Das Finanzamt argumentiert bei jeglichen festgestellten Fehlern in der Kassenführung regelmäßig mit dem AEAO zu § 158, dass diese so schwerwiegend sind, dass deswegen die gesamte Kassenführung und damit auch die Buchführung zu verwerfen ist.
Den festgestellten Mängeln kommt jedoch die sachliche Gewichtung der Mängel ausschlaggebende Bedeutung zu.
Das FG Münster hat mit Urteil vom 09.03.2021, Az.: 1 K 3085/17 konkretisiert, inwieweit noch geringfügige Mängel in der Kassenführung vorliegen, die nicht zur Hinzuschätzung auf einer Kalkulationsgrundlage berechtigen.
An fünf Tagen in einem dreijährigen Prüfungszeitraum wurden nachweislich geringe Bareinnahmen i. H. v. insgesamt unter 100 EUR nicht erfasst.
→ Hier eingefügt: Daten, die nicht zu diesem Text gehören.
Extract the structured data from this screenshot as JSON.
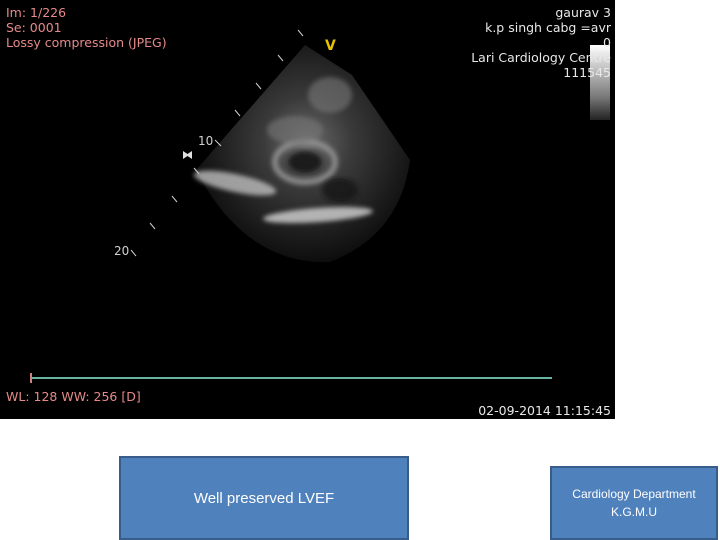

An neun Tagen wurden Kassenbewegungen um ein bis wenige Tage verspätet in der Kasse verbucht.
Dies sind im Verhältnis von ca. 25.000 bis 30.000 Geschäftsvorfällen im Kalenderjahr nur geringfügige Mängel.
Das Finanzamt hat im Rahmen der Geldverkehrsrechnung bei einer Gewinnermittlung gem. § 4 Abs. 3 EStG nur geringe Unterdeckungen festgestellt und die erklärten Gewinne lagen in den Grenzen der Richtsatzsammlung.
Das Finanzgericht beschränkte die Hinzuschätzung auf die festgestellten Differenzen der Einnahmen i. H. v. 100 EUR und akzeptierte keine Verdreifachung des bisher erklärten Gewinns laut Ausbeutekalkulation.
Praktikerhinweis:
Es ist erst die Qualifikation der festgestellten formellen Mängel einer Kassenführung oder Buchführung hinsichtlich des sachlichen Gewichts der Mängel zu beurteilen. Haben die festgestellten formellen Mängel kein sachliches Gewicht, weil der Betrag oder die Anzahl zu gering sind, oder sich bei einer nur geringen zeitlichen Verschiebung auf das erklärte Ergebnis nicht auswirken, verbleibt es bei der Ordnungsmäßigkeitsvermutung gem. § 158 AO und es entsteht keine Hinzuschätzungsbefugnis auf der Grundlage einer Nachkalkulation schon dem Grunde nach.